Lampung, Ruangpena.com — Inflasi di Provinsi Lampung pada April 2026 tercatat sebesar 0,55 persen secara bulanan (month to month/mtm), meningkat dibandingkan bulan sebelumnya yang sebesar 0,19 persen (mtm). Angka ini juga lebih tinggi dibandingkan rata-rata inflasi April dalam tiga tahun terakhir yang sebesar 0,44 persen (mtm).
Berdasarkan rilis resmi Badan Pusat Statistik (BPS), secara tahunan inflasi Lampung tercatat sebesar 0,53 persen (year on year/yoy), lebih rendah dibandingkan inflasi nasional yang mencapai 2,42 persen (yoy).
Harga Pangan Jadi Pemicu Utama
Kenaikan inflasi pada April 2026 terutama didorong oleh kelompok makanan, minuman, dan tembakau. Sejumlah komoditas memberikan andil signifikan terhadap inflasi, antara lain:
- Minyak goreng: 0,09%
- Ikan nila: 0,04%
- Sigaret kretek mesin: 0,03%
- Beras: 0,03%
- Cabai merah: 0,03%
Kenaikan harga minyak goreng dipengaruhi meningkatnya biaya produksi kemasan akibat lonjakan harga plastik yang dipicu konflik geopolitik global di Timur Tengah. Sementara itu, harga ikan nila naik seiring meningkatnya permintaan di tengah kondisi cuaca yang tidak menentu.
Adapun kenaikan harga beras dan cabai merah disebabkan berakhirnya masa panen raya serta terbatasnya produksi akibat penundaan masa tanam. Di sisi lain, kenaikan harga rokok jenis sigaret kretek mesin dipicu oleh naiknya harga tembakau serta biaya distribusi, termasuk dampak penyesuaian tarif tol ruas Bakauheni–Terbanggi Besar.
Tekanan Inflasi Tertahan Sejumlah Komoditas
Meski demikian, laju inflasi tertahan oleh penurunan harga beberapa komoditas. Cabai rawit dan daging ayam ras masing-masing memberikan andil deflasi sebesar -0,06 persen dan -0,02 persen (mtm), didukung oleh meningkatnya pasokan dari sentra produksi di Kabupaten Pringsewu dan Lampung Tengah.
Selain itu, penurunan harga emas dunia turut mendorong turunnya harga emas perhiasan dengan andil -0,03 persen (mtm).
Proyeksi Inflasi Tetap Terkendali
Ke depan, Bank Indonesia Perwakilan Provinsi Lampung memprakirakan inflasi tetap berada dalam kisaran target nasional sebesar 2,5±1 persen (yoy) hingga akhir 2026. Namun, sejumlah risiko tetap perlu diwaspadai.
Dari sisi inflasi inti, risiko berasal dari peningkatan permintaan akibat kenaikan upah minimum serta potensi kenaikan harga emas global. Sementara dari sisi volatile food, risiko dipicu oleh rendahnya realisasi tanam akibat curah hujan tinggi serta potensi kekeringan dan fenomena El Nino lemah pada semester II 2026.

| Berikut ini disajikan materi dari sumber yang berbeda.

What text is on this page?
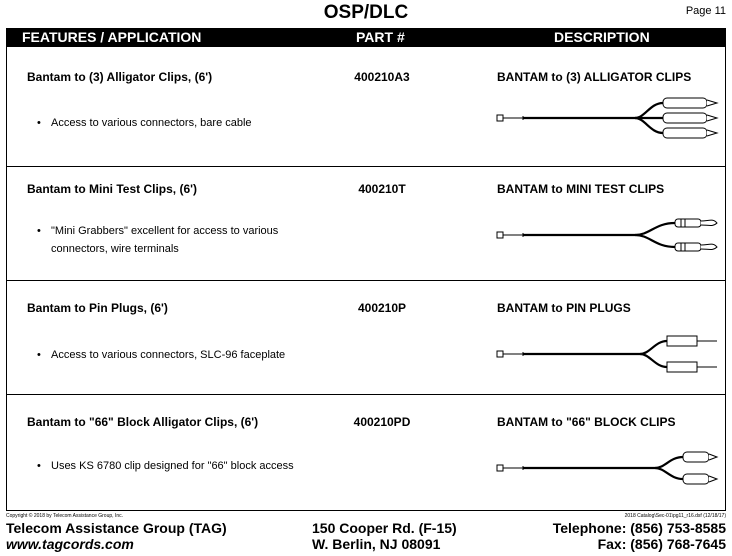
OSP/DLC	Page 11
FEATURES / APPLICATION	PART #	DESCRIPTION
Bantam to (3) Alligator Clips, (6')	400210A3	BANTAM to (3) ALLIGATOR CLIPS
• Access to various connectors, bare cable
Bantam to Mini Test Clips, (6')	400210T	BANTAM to MINI TEST CLIPS
• "Mini Grabbers" excellent for access to various
connectors, wire terminals
Bantam to Pin Plugs, (6')	400210P	BANTAM to PIN PLUGS
• Access to various connectors, SLC-96 faceplate
Bantam to "66" Block Alligator Clips, (6')	400210PD	BANTAM to "66" BLOCK CLIPS
• Uses KS 6780 clip designed for "66" block access
Copyright © 2018 by Telecom Assistance Group, Inc.	2018 Catalog\Sec-01\pg11_r16.dsf (12/18/17)
Telecom Assistance Group (TAG)
www.tagcords.com
150 Cooper Rd. (F-15)
W. Berlin, NJ 08091
Telephone: (856) 753-8585
Fax: (856) 768-7645
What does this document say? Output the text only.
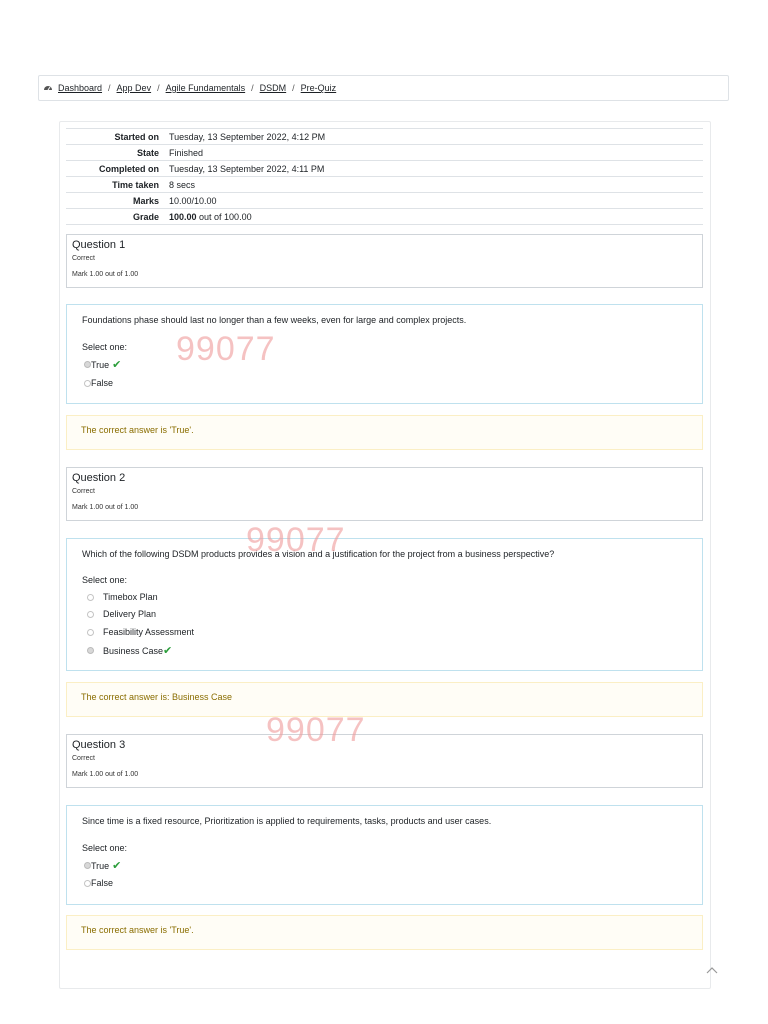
Dashboard / App Dev / Agile Fundamentals / DSDM / Pre-Quiz
Started on	Tuesday, 13 September 2022, 4:12 PM
State	Finished
Completed on	Tuesday, 13 September 2022, 4:11 PM
Time taken	8 secs
Marks	10.00/10.00
Grade	100.00 out of 100.00
Question 1
Correct
Mark 1.00 out of 1.00
Foundations phase should last no longer than a few weeks, even for large and complex projects.
Select one:
True ✔
False
The correct answer is 'True'.
Question 2
Correct
Mark 1.00 out of 1.00
Which of the following DSDM products provides a vision and a justification for the project from a business perspective?
Select one:
Timebox Plan
Delivery Plan
Feasibility Assessment
Business Case ✔
The correct answer is: Business Case
Question 3
Correct
Mark 1.00 out of 1.00
Since time is a fixed resource, Prioritization is applied to requirements, tasks, products and user cases.
Select one:
True ✔
False
The correct answer is 'True'.
99077
99077
99077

Adapun dari sisi administered prices, risiko dipengaruhi potensi kenaikan harga BBM global serta dampak lanjutan kenaikan tarif tol terhadap biaya transportasi dan harga rokok.
Strategi 4K Pengendalian Inflasi
Untuk menjaga stabilitas harga, Bank Indonesia bersama Tim Pengendalian Inflasi Daerah (TPID) Provinsi Lampung memperkuat strategi pengendalian inflasi melalui pendekatan 4K, yaitu:
1. Keterjangkauan Harga
- Operasi pasar beras/SPHP secara terarah
- Monitoring harga dan pasokan komoditas strategis
2. Ketersediaan Pasokan
- Perluasan Toko Pengendalian Inflasi
- Penguatan kerja sama antar daerah
- Percepatan program swasembada pangan
- Penguatan data pasokan
3. Kelancaran Distribusi
- Antisipasi kenaikan biaya logistik
- Perbaikan infrastruktur distribusi
- Optimalisasi Mobil TOP dan subsidi ongkos angkut
4. Komunikasi Efektif
- Rapat koordinasi rutin TPID
- Penguatan komunikasi publik
- Integrasi sistem informasi pangan
- Pemanfaatan media digital
Upaya ini diharapkan mampu menjaga stabilitas inflasi di tengah tekanan global dan domestik, sekaligus memastikan daya beli masyarakat tetap terjaga.